Ada juga paparan tentang guru yang powerful, ketika ortu dipanggil sekolah, menghadapi ortu ceriwis, dan pekan lomba. Anna sendiri mengulas lebih dalam tentang parentingmarket day, guruoutsource, peran aktif orang tua, posisi sekolah, organisasi ortu, forum kelas.

Tentu saja saya tidak akan menjelaskan satu per satu secara rinci isi buku ini. Ini akan saya ulas tersendiri dalam resensi buku. Secara keseluruhan, buku ini menjadi oase di tengah sorotan terhadap dunia pendidikan kita yang masih karut-marut dengan segala problemanya.

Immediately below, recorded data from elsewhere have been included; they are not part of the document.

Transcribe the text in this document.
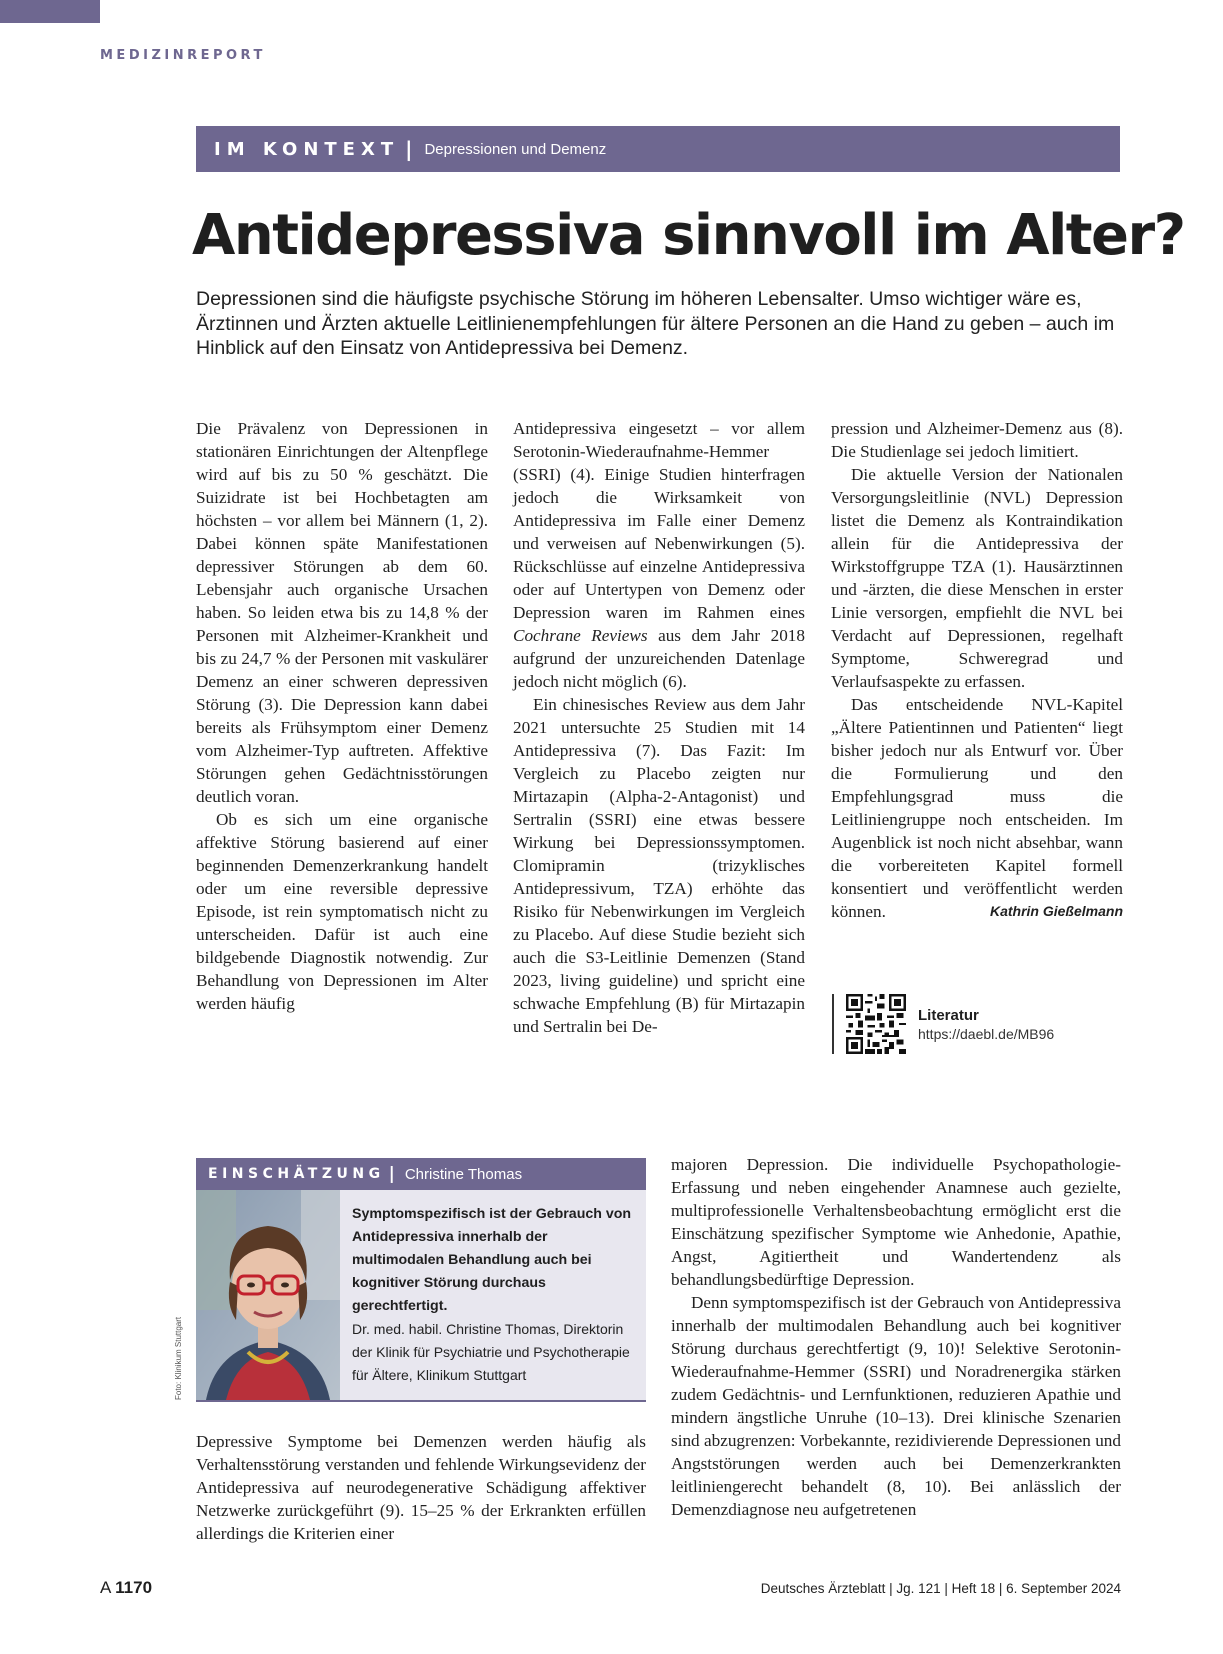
MEDIZINREPORT
IM KONTEXT | Depressionen und Demenz
Antidepressiva sinnvoll im Alter?

Depressionen sind die häufigste psychische Störung im höheren Lebensalter. Umso wichtiger wäre es, Ärztinnen und Ärzten aktuelle Leitlinienempfehlungen für ältere Personen an die Hand zu geben – auch im Hinblick auf den Einsatz von Antidepressiva bei Demenz.

Die Prävalenz von Depressionen in stationären Einrichtungen der Altenpflege wird auf bis zu 50 % geschätzt. Die Suizidrate ist bei Hochbetagten am höchsten – vor allem bei Männern (1, 2). Dabei können späte Manifestationen depressiver Störungen ab dem 60. Lebensjahr auch organische Ursachen haben. So leiden etwa bis zu 14,8 % der Personen mit Alzheimer-Krankheit und bis zu 24,7 % der Personen mit vaskulärer Demenz an einer schweren depressiven Störung (3). Die Depression kann dabei bereits als Frühsymptom einer Demenz vom Alzheimer-Typ auftreten. Affektive Störungen gehen Gedächtnisstörungen deutlich voran.

Ob es sich um eine organische affektive Störung basierend auf einer beginnenden Demenzerkrankung handelt oder um eine reversible depressive Episode, ist rein symptomatisch nicht zu unterscheiden. Dafür ist auch eine bildgebende Diagnostik notwendig. Zur Behandlung von Depressionen im Alter werden häufig

Antidepressiva eingesetzt – vor allem Serotonin-Wiederaufnahme-Hemmer (SSRI) (4). Einige Studien hinterfragen jedoch die Wirksamkeit von Antidepressiva im Falle einer Demenz und verweisen auf Nebenwirkungen (5). Rückschlüsse auf einzelne Antidepressiva oder auf Untertypen von Demenz oder Depression waren im Rahmen eines Cochrane Reviews aus dem Jahr 2018 aufgrund der unzureichenden Datenlage jedoch nicht möglich (6).

Ein chinesisches Review aus dem Jahr 2021 untersuchte 25 Studien mit 14 Antidepressiva (7). Das Fazit: Im Vergleich zu Placebo zeigten nur Mirtazapin (Alpha-2-Antagonist) und Sertralin (SSRI) eine etwas bessere Wirkung bei Depressionssymptomen. Clomipramin (trizyklisches Antidepressivum, TZA) erhöhte das Risiko für Nebenwirkungen im Vergleich zu Placebo. Auf diese Studie bezieht sich auch die S3-Leitlinie Demenzen (Stand 2023, living guideline) und spricht eine schwache Empfehlung (B) für Mirtazapin und Sertralin bei De-

pression und Alzheimer-Demenz aus (8). Die Studienlage sei jedoch limitiert.

Die aktuelle Version der Nationalen Versorgungsleitlinie (NVL) Depression listet die Demenz als Kontraindikation allein für die Antidepressiva der Wirkstoffgruppe TZA (1). Hausärztinnen und -ärzten, die diese Menschen in erster Linie versorgen, empfiehlt die NVL bei Verdacht auf Depressionen, regelhaft Symptome, Schweregrad und Verlaufsaspekte zu erfassen.

Das entscheidende NVL-Kapitel „Ältere Patientinnen und Patienten“ liegt bisher jedoch nur als Entwurf vor. Über die Formulierung und den Empfehlungsgrad muss die Leitliniengruppe noch entscheiden. Im Augenblick ist noch nicht absehbar, wann die vorbereiteten Kapitel formell konsentiert und veröffentlicht werden können.	Kathrin Gießelmann

Literatur
https://daebl.de/MB96
EINSCHÄTZUNG | Christine Thomas
Foto: Klinikum Stuttgart

Symptomspezifisch ist der Gebrauch von Antidepressiva innerhalb der multimodalen Behandlung auch bei kognitiver Störung durchaus gerechtfertigt.

Dr. med. habil. Christine Thomas, Direktorin der Klinik für Psychiatrie und Psychotherapie für Ältere, Klinikum Stuttgart

Depressive Symptome bei Demenzen werden häufig als Verhaltensstörung verstanden und fehlende Wirkungsevidenz der Antidepressiva auf neurodegenerative Schädigung affektiver Netzwerke zurückgeführt (9). 15–25 % der Erkrankten erfüllen allerdings die Kriterien einer

majoren Depression. Die individuelle Psychopathologie-Erfassung und neben eingehender Anamnese auch gezielte, multiprofessionelle Verhaltensbeobachtung ermöglicht erst die Einschätzung spezifischer Symptome wie Anhedonie, Apathie, Angst, Agitiertheit und Wandertendenz als behandlungsbedürftige Depression.

Denn symptomspezifisch ist der Gebrauch von Antidepressiva innerhalb der multimodalen Behandlung auch bei kognitiver Störung durchaus gerechtfertigt (9, 10)! Selektive Serotonin-Wiederaufnahme-Hemmer (SSRI) und Noradrenergika stärken zudem Gedächtnis- und Lernfunktionen, reduzieren Apathie und mindern ängstliche Unruhe (10–13). Drei klinische Szenarien sind abzugrenzen: Vorbekannte, rezidivierende Depressionen und Angststörungen werden auch bei Demenzerkrankten leitliniengerecht behandelt (8, 10). Bei anlässlich der Demenzdiagnose neu aufgetretenen

A 1170	Deutsches Ärzteblatt | Jg. 121 | Heft 18 | 6. September 2024
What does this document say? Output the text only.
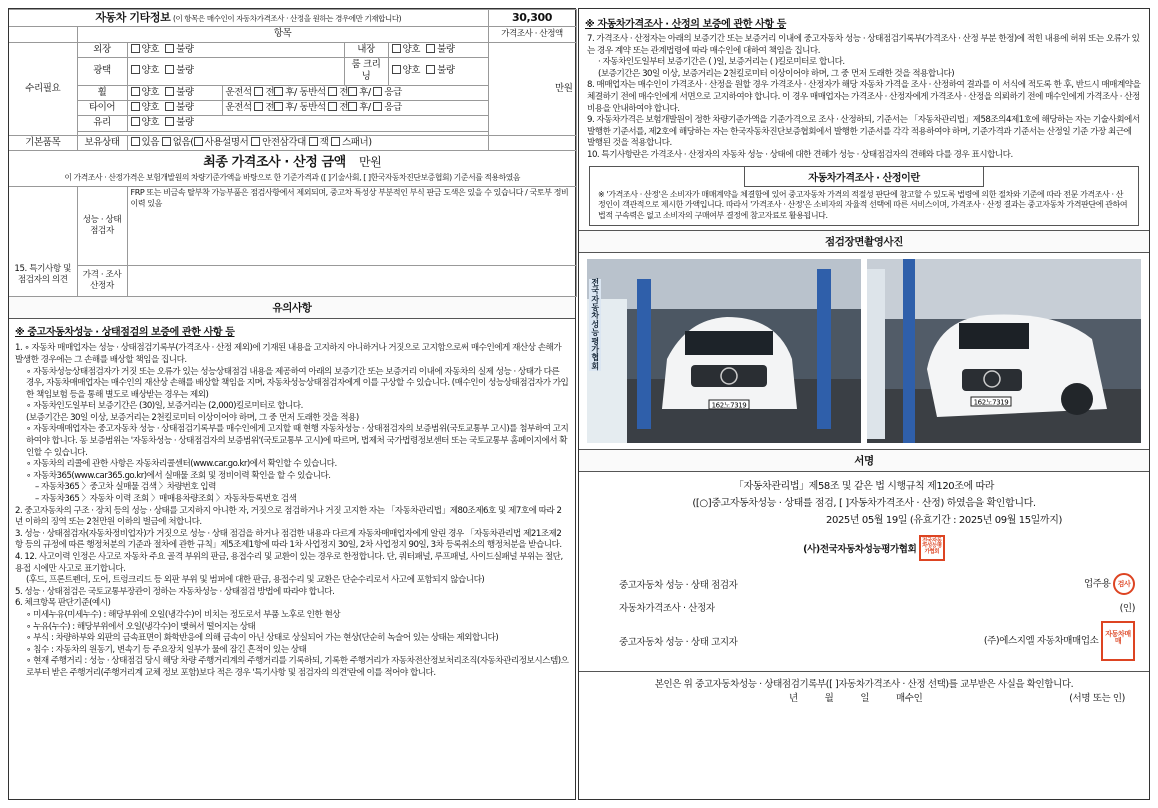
자동차 기타정보 (이 항목은 매수인이 자동차가격조사 · 산정을 원하는 경우에만 기재합니다)						30,300
	항목					가격조사 · 산정액
수리필요	외장	양호 불량		내장	양호 불량	만원
	광택	양호 불량		룸 크리닝	양호 불량	
	휠	양호 불량	운전석 전 후/ 동반석 전 후/ 응급			
	타이어	양호 불량	운전석 전 후/ 동반석 전 후/ 응급			
	유리	양호 불량				

기본품목	보유상태	있음 없음( 사용설명서 안전삼각대 잭 스패너)				
최종 가격조사 · 산정 금액 만원
이 가격조사 · 산정가격은 보험개발원의 차량기준가액을 바탕으로 한 기준가격과 ([ ]기술사회, [ ]한국자동차진단보증협회) 기준서를 적용하였음						
15. 특기사항 및 점검자의 의견	성능 · 상태 점검자	FRP 또는 비금속 탈부착 가능부품은 점검사항에서 제외되며, 중고차 특성상 부분적인 부식 판금 도색은 있을 수 있습니다 / 국토부 정비 이력 있음				
	가격 · 조사 산정자					
유의사항
※ 중고자동차성능 · 상태점검의 보증에 관한 사항 등

1. ∘ 자동차 매매업자는 성능 · 상태점검기록부(가격조사 · 산정 제외)에 기재된 내용을 고지하지 아니하거나 거짓으로 고지함으로써 매수인에게 재산상 손해가 발생한 경우에는 그 손해를 배상할 책임을 집니다.

∘ 자동차성능상태점검자가 거짓 또는 오류가 있는 성능상태점검 내용을 제공하여 아래의 보증기간 또는 보증거리 이내에 자동차의 실제 성능 · 상태가 다른 경우, 자동차매매업자는 매수인의 재산상 손해를 배상할 책임을 지며, 자동차성능상태점검자에게 이를 구상할 수 있습니다. (매수인이 성능상태점검자가 가입한 책임보험 등을 통해 별도로 배상받는 경우는 제외)

∘ 자동차인도일부터 보증기간은 (30)일, 보증거리는 (2,000)킬로미터로 합니다.

(보증기간은 30일 이상, 보증거리는 2천킬로미터 이상이어야 하며, 그 중 먼저 도래한 것을 적용)

∘ 자동차매매업자는 중고자동차 성능 · 상태점검기록부를 매수인에게 고지할 때 현행 자동차성능 · 상태점검자의 보증범위(국토교통부 고시)를 첨부하여 고지하여야 합니다. 동 보증범위는 '자동차성능 · 상태점검자의 보증범위'(국토교통부 고시)에 따르며, 법제처 국가법령정보센터 또는 국토교통부 홈페이지에서 확인할 수 있습니다.

∘ 자동차의 리콜에 관한 사항은 자동차리콜센터(www.car.go.kr)에서 확인할 수 있습니다.

∘ 자동차365(www.car365.go.kr)에서 실매물 조회 및 정비이력 확인을 할 수 있습니다.

– 자동차365 〉중고차 실매물 검색 〉차량번호 입력

– 자동차365 〉자동차 이력 조회 〉매매용차량조회 〉자동차등록번호 검색

2. 중고자동차의 구조 · 장치 등의 성능 · 상태를 고지하지 아니한 자, 거짓으로 점검하거나 거짓 고지한 자는 「자동차관리법」제80조제6호 및 제7호에 따라 2년 이하의 징역 또는 2천만원 이하의 벌금에 처합니다.

3. 성능 · 상태점검자(자동차정비업자)가 거짓으로 성능 · 상태 점검을 하거나 점검한 내용과 다르게 자동차매매업자에게 알린 경우 「자동차관리법 제21조제2항 등의 규정에 따른 행정처분의 기준과 절차에 관한 규칙」제5조제1항에 따라 1차 사업정지 30일, 2차 사업정지 90일, 3차 등록취소의 행정처분을 받습니다.

4. 12. 사고이력 인정은 사고로 자동차 주요 골격 부위의 판금, 용접수리 및 교환이 있는 경우로 한정합니다. 단, 쿼터패널, 루프패널, 사이드실패널 부위는 절단, 용접 시에만 사고로 표기합니다.

(후드, 프론트펜더, 도어, 트렁크리드 등 외판 부위 및 범퍼에 대한 판금, 용접수리 및 교환은 단순수리로서 사고에 포함되지 않습니다)

5. 성능 · 상태점검은 국토교통부장관이 정하는 자동차성능 · 상태점검 방법에 따라야 합니다.

6. 체크항목 판단기준(예시)

∘ 미세누유(미세누수) : 해당부위에 오일(냉각수)이 비치는 정도로서 부품 노후로 인한 현상

∘ 누유(누수) : 해당부위에서 오일(냉각수)이 맺혀서 떨어지는 상태

∘ 부식 : 차량하부와 외판의 금속표면이 화학반응에 의해 금속이 아닌 상태로 상실되어 가는 현상(단순히 녹슬어 있는 상태는 제외합니다)

∘ 침수 : 자동차의 원동기, 변속기 등 주요장치 일부가 물에 잠긴 흔적이 있는 상태

∘ 현재 주행거리 : 성능 · 상태점검 당시 해당 차량 주행거리계의 주행거리를 기록하되, 기록한 주행거리가 자동차전산정보처리조직(자동차관리정보시스템)으로부터 받은 주행거리(주행거리계 교체 정보 포함)보다 적은 경우 '특기사항 및 점검자의 의견'란에 이를 적어야 합니다.

※ 자동차가격조사 · 산정의 보증에 관한 사항 등

7. 가격조사 · 산정자는 아래의 보증기간 또는 보증거리 이내에 중고자동차 성능 · 상태점검기록부(가격조사 · 산정 부분 한정)에 적힌 내용에 허위 또는 오류가 있는 경우 계약 또는 관계법령에 따라 매수인에 대하여 책임을 집니다.

· 자동차인도일부터 보증기간은 ( )일, 보증거리는 ( )킬로미터로 합니다.

(보증기간은 30일 이상, 보증거리는 2천킬로미터 이상이어야 하며, 그 중 먼저 도래한 것을 적용합니다)

8. 매매업자는 매수인이 가격조사 · 산정을 원할 경우 가격조사 · 산정자가 해당 자동차 가격을 조사 · 산정하여 결과를 이 서식에 적도록 한 후, 반드시 매매계약을 체결하기 전에 매수인에게 서면으로 고지하여야 합니다. 이 경우 매매업자는 가격조사 · 산정자에게 가격조사 · 산정을 의뢰하기 전에 매수인에게 가격조사 · 산정 비용을 안내하여야 합니다.

9. 자동차가격은 보험개발원이 정한 차량기준가액을 기준가격으로 조사 · 산정하되, 기준서는 「자동차관리법」제58조의4제1호에 해당하는 자는 기술사회에서 발행한 기준서를, 제2호에 해당하는 자는 한국자동차진단보증협회에서 발행한 기준서를 각각 적용하여야 하며, 기준가격과 기준서는 산정일 기준 가장 최근에 발행된 것을 적용합니다.

10. 특기사항란은 가격조사 · 산정자의 자동차 성능 · 상태에 대한 견해가 성능 · 상태점검자의 견해와 다를 경우 표시합니다.

자동차가격조사 · 산정이란
※ '가격조사 · 산정'은 소비자가 매매계약을 체결함에 있어 중고자동차 가격의 적절성 판단에 참고할 수 있도록 법령에 의한 절차와 기준에 따라 전문 가격조사 · 산정인이 객관적으로 제시한 가액입니다. 따라서 '가격조사 · 산정'은 소비자의 자율적 선택에 따른 서비스이며, 가격조사 · 산정 결과는 중고자동차 가격판단에 관하여 법적 구속력은 없고 소비자의 구매여부 결정에 참고자료로 활용됩니다.
점검장면촬영사진
162노7319
전국자동차성능평가협회
162노7319
서명
「자동차관리법」제58조 및 같은 법 시행규칙 제120조에 따라
([○]중고자동차성능 · 상태를 점검, [ ]자동차가격조사 · 산정) 하였음을 확인합니다.
2025년 05월 19일 (유효기간 : 2025년 09월 15일까지)
(사)전국자동차성능평가협회 전국자동차성능평가협회
중고자동차 성능 · 상태 점검자	업주용 검사
자동차가격조사 · 산정자	(인)
중고자동차 성능 · 상태 고지자	(주)에스지엘 자동차매매업소 자동차매매
본인은 위 중고자동차성능 · 상태점검기록부([ ]자동차가격조사 · 산정 선택)를 교부받은 사실을 확인합니다.
년	월	일	매수인	(서명 또는 인)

Komponen-komponen sekolah seperti ortu, guru, dan masyarakat memang memegang peran penting dalam pembelajaran anak. Di sisi praktik pembelajaran, interaktif berarti pembelajaran yang multiarah, bukan hanya satu atau dua arah. Guru lebih banyak berfungsi sebagai fasilitator sehingga anak memiliki kesempatan bereksplorasi.

Buku ini banyak mengupas hal-hal yang mengejutkan yang tidak terpikir sebelumnya oleh masyarakat awam. Kejutan-kejutan inilah yang menjadikan buku ini berbeda dengan buku-buku pendidikan umumnya.

Terima kasih untuk Mbak Anna Farida atas inspirasinya. Sebagai generasi yang lebih muda, saya banyak menggali ilmu dan pengetahuan dari pengalaman yang Anda berikan dalam buku ini. Bravo!